The Dow Jones Industrial Average and S&P 500 continue to make new highs. Each day I sit and wonder when will the house of cards fall? How can the stock markets continue the upward ascent when the only companion it has is inflation? Not the kind that the Federal Reserve tells us we are bearing — the real one — the one we pay when we go to the grocery store, pay college tuition for our kids, pay higher gas and electricity bills. That one.
First-quarter GDP shrank 1.0 percent. Lest you forget, this is shrinkage after we have conveniently forgotten that the United States has initiated a hedonistic methodology to calculate GDP, which double counts stuff and counts promises to pay into pension funds as GDP growth. Best estimates are that we added about 1 percent to 1.3 percent GDP growth due to those twisted facts. So in reality we shrunk by about 2 percent to 2.3 percent in the first quarter.
Economists blamed it on the winter weather. This is not really true though, as pockets of growth did occur in areas such as luxury brand items, higher-end homes, etc. If weather were truly the cause here, we would not have seen higher profits in sectors where the rich play. In fact, when you parse the housing data across most major cities in America, you will find that the housing growth is a myth.
For instance, 98 percent of the homes that were sold in the past several months have been to the top 2 percent of Americans. Further, 42 percent of the homes sold in the United States this year were bought with cash. If you put the pieces together, the pillar of growth for the United States — housing — is not a real growth story. It is a story of the rich getting richer and spending money. The other 98 percent are being left out of any growth opportunities.

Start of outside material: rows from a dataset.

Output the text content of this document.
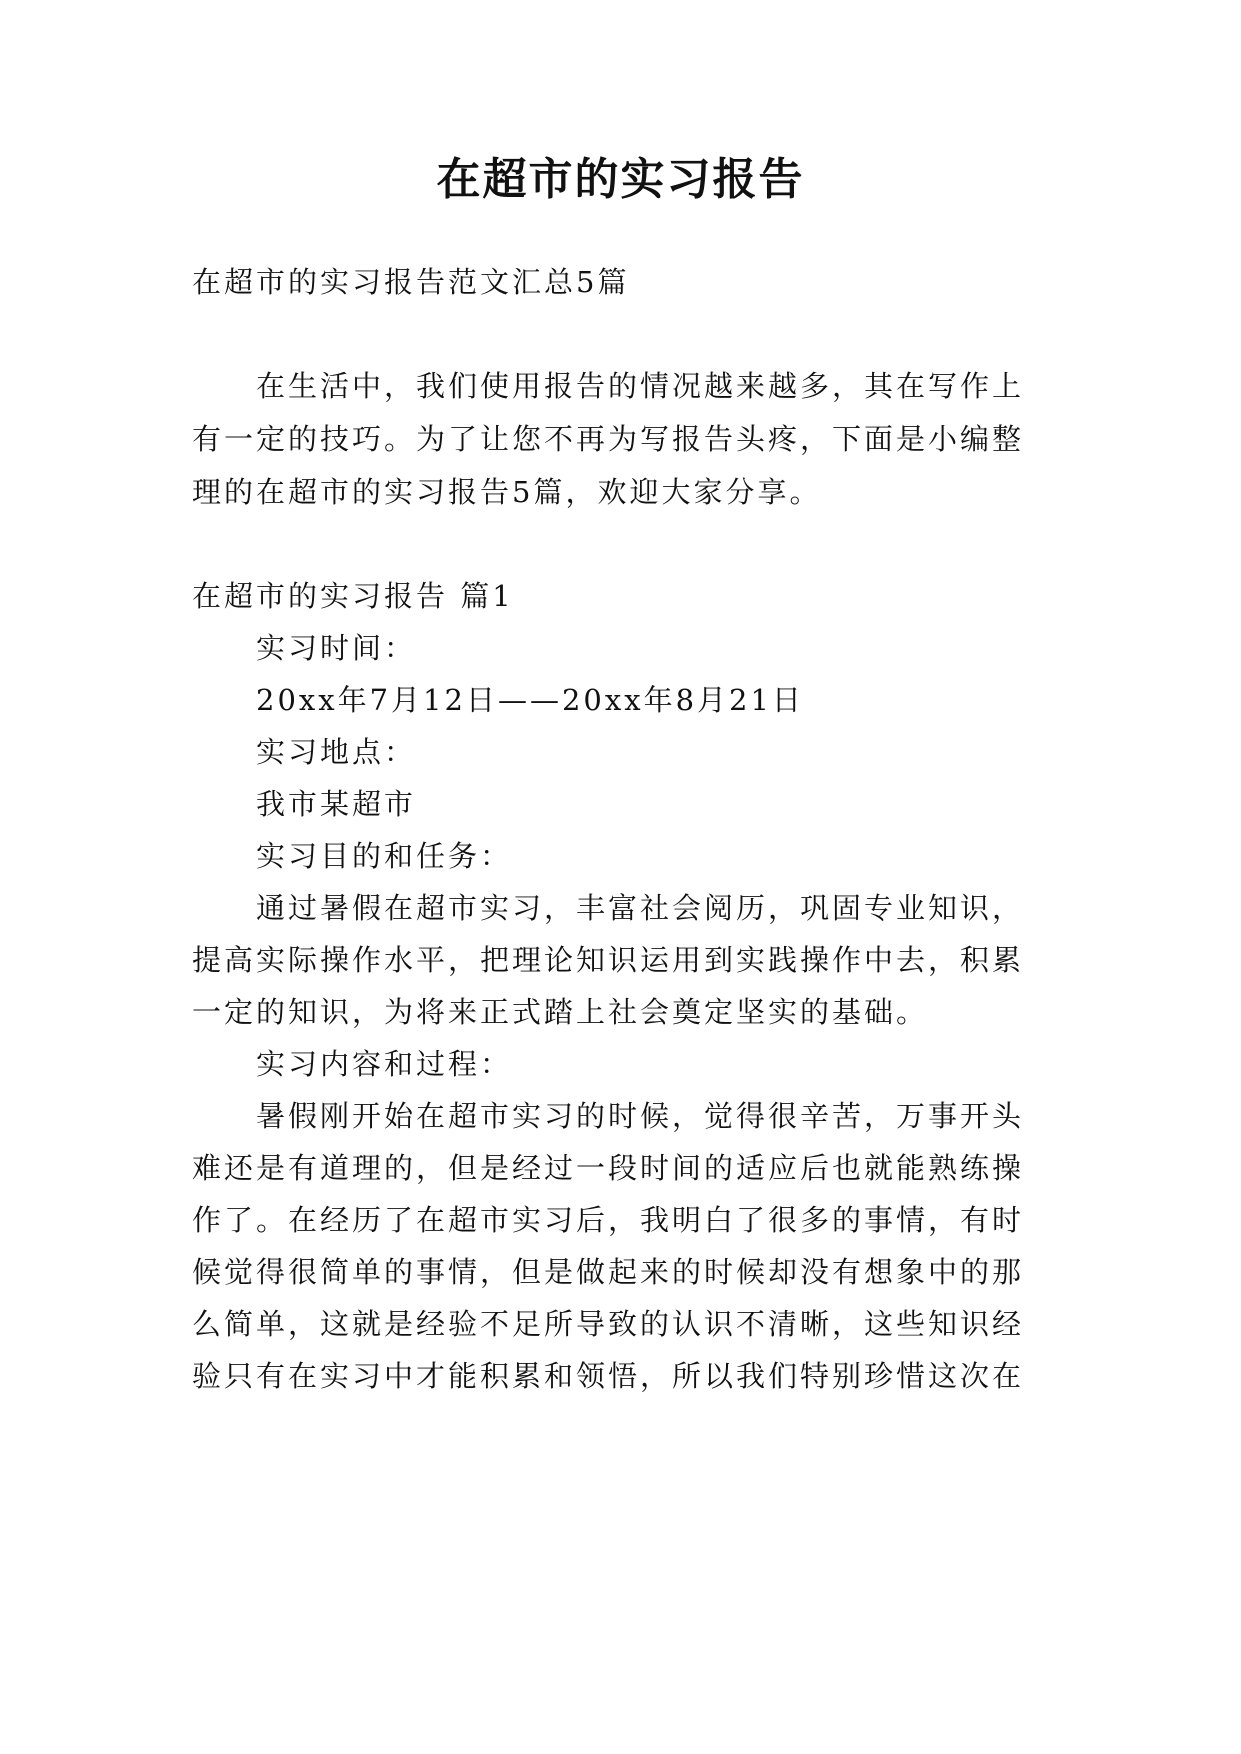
在超市的实习报告

在超市的实习报告范文汇总5篇

在生活中，我们使用报告的情况越来越多，其在写作上

有一定的技巧。为了让您不再为写报告头疼，下面是小编整

理的在超市的实习报告5篇，欢迎大家分享。

在超市的实习报告 篇1

实习时间：

20xx年7月12日——20xx年8月21日

实习地点：

我市某超市

实习目的和任务：

通过暑假在超市实习，丰富社会阅历，巩固专业知识，

提高实际操作水平，把理论知识运用到实践操作中去，积累

一定的知识，为将来正式踏上社会奠定坚实的基础。

实习内容和过程：

暑假刚开始在超市实习的时候，觉得很辛苦，万事开头

难还是有道理的，但是经过一段时间的适应后也就能熟练操

作了。在经历了在超市实习后，我明白了很多的事情，有时

候觉得很简单的事情，但是做起来的时候却没有想象中的那

么简单，这就是经验不足所导致的认识不清晰，这些知识经

验只有在实习中才能积累和领悟，所以我们特别珍惜这次在
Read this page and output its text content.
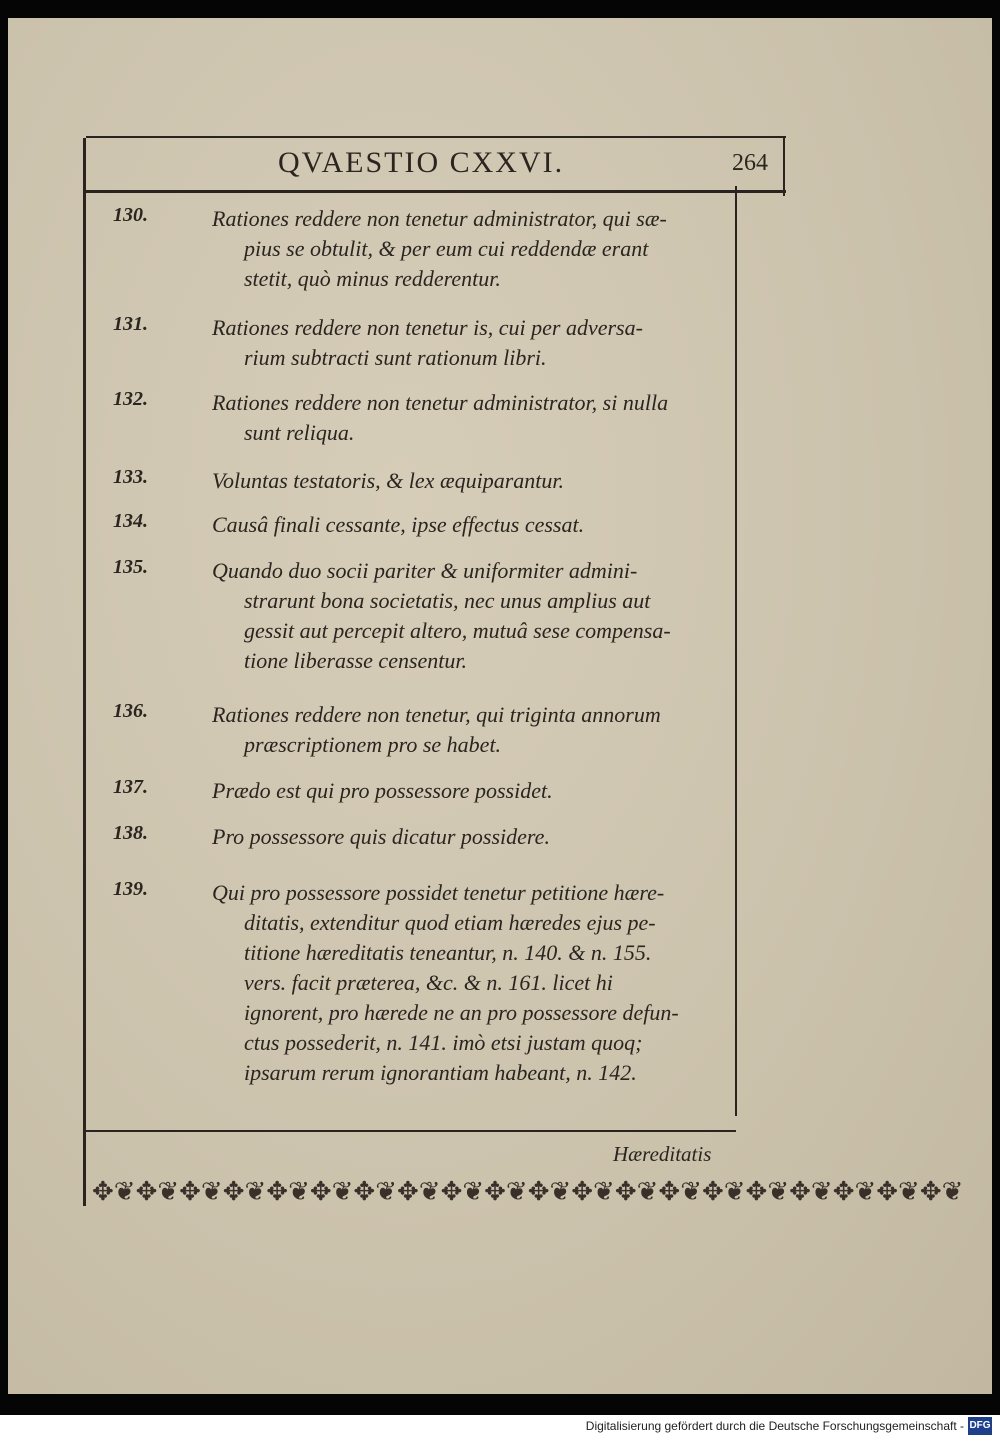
QVAESTIO CXXVI.	264
130.	Rationes reddere non tenetur administrator, qui sæ-
pius se obtulit, & per eum cui reddendæ erant
stetit, quò minus redderentur.
131.	Rationes reddere non tenetur is, cui per adversa-
rium subtracti sunt rationum libri.
132.	Rationes reddere non tenetur administrator, si nulla
sunt reliqua.
133.	Voluntas testatoris, & lex æquiparantur.
134.	Causâ finali cessante, ipse effectus cessat.
135.	Quando duo socii pariter & uniformiter admini-
strarunt bona societatis, nec unus amplius aut
gessit aut percepit altero, mutuâ sese compensa-
tione liberasse censentur.
136.	Rationes reddere non tenetur, qui triginta annorum
præscriptionem pro se habet.
137.	Prædo est qui pro possessore possidet.
138.	Pro possessore quis dicatur possidere.
139.	Qui pro possessore possidet tenetur petitione hære-
ditatis, extenditur quod etiam hæredes ejus pe-
titione hæreditatis teneantur, n. 140. & n. 155.
vers. facit præterea, &c. & n. 161. licet hi
ignorent, pro hærede ne an pro possessore defun-
ctus possederit, n. 141. imò etsi justam quoq;
ipsarum rerum ignorantiam habeant, n. 142.
Hæreditatis
✥❦✥❦✥❦✥❦✥❦✥❦✥❦✥❦✥❦✥❦✥❦✥❦✥❦✥❦✥❦✥❦✥❦✥❦✥❦✥❦
Digitalisierung gefördert durch die Deutsche Forschungsgemeinschaft - DFG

Adding to the sleight of hand is the gross incompetence of the government departments. I am referring to the chaos that shook the markets Monday and then the two back-to-back revisions Tuesday. The Institute of Supply Management (ISM) data monitors employment, production inventories, manufacturing, etc. A number above 50 indicates growth and one below 50 indicates shrinkage. The ISM Purchasing Manager's Index (PMI) was reported as 53.2. While it was above 50, it was the lowest print since January.
Then Tuesday morning, on receiving complaints that the data seemed incorrect, the PMI was "corrected" to 56.0, the best of this year. This sent shock waves at such a revision and created disbelief. Again reacting to economists who believed the correct number to be 55.4, the ISM agreed and revised the number, yet again, to 55.4.
Now if that that does not shake your confidence in how reliable the published data are, I don't know what will.
Talking to consumers across the nation, the fear of not having jobs, particularly with youth (16 to 24 age group) facing the highest unemployment rates ever, indicates a lack of growth rather than a surging economy. But if you observe the markets, it would appear that the economy is nothing but balloons and seashells.
Across the pond, Italy and the United Kingdom have started adding prostitution and drugs to their GDP calculations. I'm not sure how they obtain reliable data when the current legal system does not produce credible data. Is this a precursor to wonton abandon of logic and printing data made to suite the establishment?
Yet, despite all of these distortions and feeble attempts at masking the data massaging that is going on, the average investor is fast asleep and buys stock rather than the one rock of certainty — gold.
Gold remained flat at $1,245 per ounce Tuesday. Have you bought gold yet?